Chrome OS may finally gain the ability to access and use Google Drive folders offline following a recently reported change to the system spotted in a beta build of the operating system. The change was spotted in build 73.0.3683.32 and is accessed by navigating to the Google Drive folder in the Files app. Right-clicking or alt-clicking on a folder shows an option to make a folder “Available Offline.”
Selecting that option allows users to access and edit files in the folder, with those being backed up once online status is restored. For the time being, users are not able to create new folders, edit file names, or to cut, copy, paste, or delete contents in offline folders. Changes made to the folder via Google Drive will sync when connectivity is present but not the other way around.
Google will likely fix the discrepancy so that changes work both ways at some point, similar to how Google Drive’s offline syncing works on a Windows machine or mobile. That’s already been available -- like the above-mentioned features -- in a limited fashion, thanks to extensions tied in with specific services like Google Docs but the change will make that much more comprehensive.
Building on other changes to file management in Chrome
The latest incoming change builds on alterations made in Chrome OS 72, which enabled fine control for users over files and folders in the Files app. That’s opposed to the way file storage had worked, via a storage volume called “Downloads” and another for “Play Files.” Users could create their own folders in the Downloads volume but those were temporary, being deleted depending on whether a Chrome OS gadget’s storage was becoming too full.
Files could be modified in a limited fashion in the “Play Files” volume and in the dedicated Linux volume, set aside for downloaded Linux applications.
With the new change, Chrome OS 72 has a new “My Files” volume available for long-term, more permanent storage. Summarily, that means Chromebook users and others working with Google’s operating system have much more control over their offline files.
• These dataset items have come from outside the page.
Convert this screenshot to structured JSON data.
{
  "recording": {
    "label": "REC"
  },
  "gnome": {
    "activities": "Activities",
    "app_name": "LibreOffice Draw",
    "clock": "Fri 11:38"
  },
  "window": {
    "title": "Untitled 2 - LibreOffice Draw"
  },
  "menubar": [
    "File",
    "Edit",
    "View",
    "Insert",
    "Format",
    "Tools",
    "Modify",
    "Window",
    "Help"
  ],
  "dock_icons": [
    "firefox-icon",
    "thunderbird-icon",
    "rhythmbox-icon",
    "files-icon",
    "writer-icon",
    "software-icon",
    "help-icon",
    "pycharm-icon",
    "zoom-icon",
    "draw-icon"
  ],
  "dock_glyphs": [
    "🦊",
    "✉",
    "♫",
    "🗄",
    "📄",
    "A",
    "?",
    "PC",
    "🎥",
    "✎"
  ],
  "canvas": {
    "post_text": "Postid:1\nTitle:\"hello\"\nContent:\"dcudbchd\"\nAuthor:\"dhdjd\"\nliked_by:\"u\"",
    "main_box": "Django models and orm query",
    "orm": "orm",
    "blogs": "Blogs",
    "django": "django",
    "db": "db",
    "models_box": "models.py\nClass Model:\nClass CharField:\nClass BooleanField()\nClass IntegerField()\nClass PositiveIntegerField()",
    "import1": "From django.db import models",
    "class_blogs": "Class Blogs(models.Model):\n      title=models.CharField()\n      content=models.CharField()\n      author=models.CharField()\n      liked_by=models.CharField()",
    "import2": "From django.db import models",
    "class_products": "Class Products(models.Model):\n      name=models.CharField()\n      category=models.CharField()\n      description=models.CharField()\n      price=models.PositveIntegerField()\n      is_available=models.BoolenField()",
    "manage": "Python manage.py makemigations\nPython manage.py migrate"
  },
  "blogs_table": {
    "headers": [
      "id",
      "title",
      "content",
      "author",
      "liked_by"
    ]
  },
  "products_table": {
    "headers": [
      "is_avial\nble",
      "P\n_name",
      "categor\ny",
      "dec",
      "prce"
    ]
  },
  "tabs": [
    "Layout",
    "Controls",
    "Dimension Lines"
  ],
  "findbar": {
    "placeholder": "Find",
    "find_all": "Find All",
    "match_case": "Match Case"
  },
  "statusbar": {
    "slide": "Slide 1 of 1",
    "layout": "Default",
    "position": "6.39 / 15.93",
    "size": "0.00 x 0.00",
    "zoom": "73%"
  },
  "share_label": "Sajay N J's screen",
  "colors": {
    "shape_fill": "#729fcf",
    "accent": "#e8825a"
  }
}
The latest change spotted in the beta channel takes things further by allowing users to access files in the cloud, offline without the need to download them and then upload them again later. Google has continuously enhancements Chrome OS support for SD card management as well, making the new change just the latest in a long chain of improvements for storage options and file access.
When is this coming?
The change that allows selective offline access to Google Drive folders appears to be coming soon, with the change being spotted in beta for Chrome 73. It still does appear to be relatively incomplete though. So while there's no guarantee Google will release it in an unfinished state, that could mean it's still a long way off too.
Chrome 72 only just started rolling out at the end of January. The earliest users could expect that some form of the offline Drive feature will arrive in Chrome 73. That's set to begin rolling out shortly after the desktop version on March 12. If it's pushed back to Chrome 74 in order to make working offline more consistent with other platforms, Google presently has that update scheduled for April 23.